Delta outbreak in China’s Fujian puts more than 50 children in hospital isolation
- CDC says the outbreak might have started with a man infected during centralised quarantine rather than someone bringing it into the country
- There are now clusters in three of the province’s coastal cities with movements restricted and mass testing continuing

The outbreak could have started with a man infected during centralised quarantine, rather than an imported case as was previously assumed, according to an official from the Chinese Centre for Disease Control and Prevention.
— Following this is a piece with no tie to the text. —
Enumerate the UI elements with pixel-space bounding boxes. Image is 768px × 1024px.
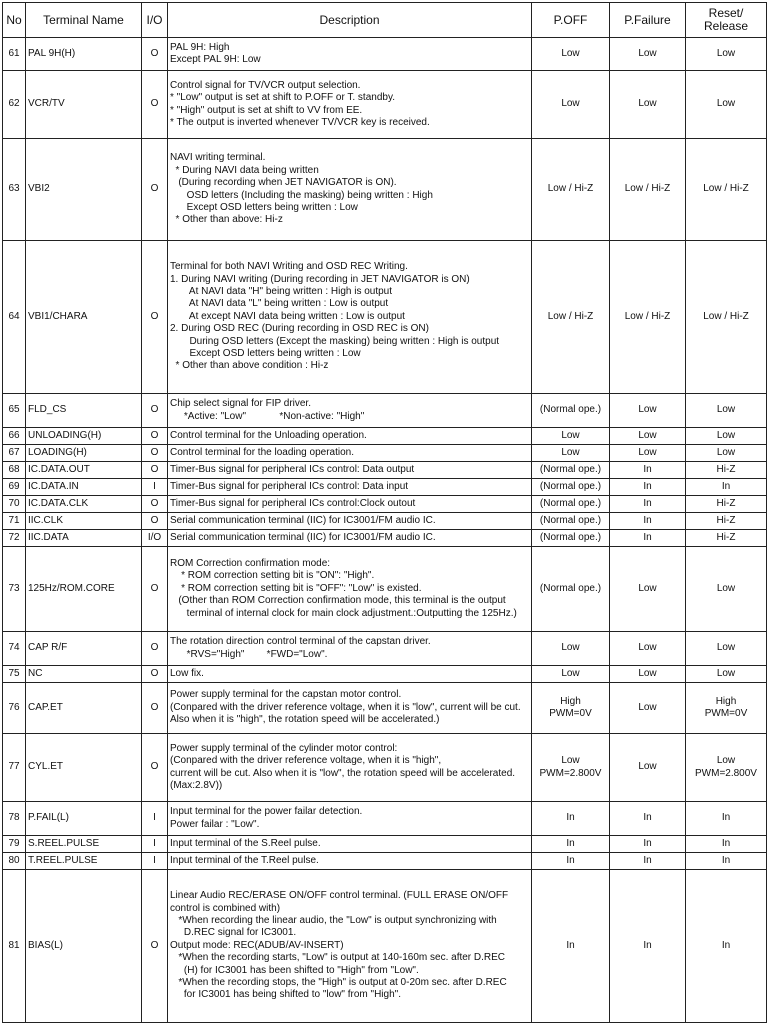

Officials originally thought the man, who returned from Singapore in August, was infected from abroad – even though he went through a lengthy quarantine period and tested negative multiple times.
Wang Huaqing, chief immunisation expert at the CDC, said the new conclusion was reached after conducting epidemiological investigations, lab tests and genome sequencing.
The latest cases were spread across three coastal cities which have been the focal points of the outbreak, with 38 in Putian, eight in Xiamen, and two in Quanzhou, health authorities said on Thursday morning. They bring the total infections to 2o4, including asymptomatic cases, in a week since the outbreak was detected. There was a slight decrease from the previous two days, when 50 or more new cases were added.
China also reported one local case in its southwestern Yunnan province, although the source of the infection was not immediately clear. There have been no deaths reported.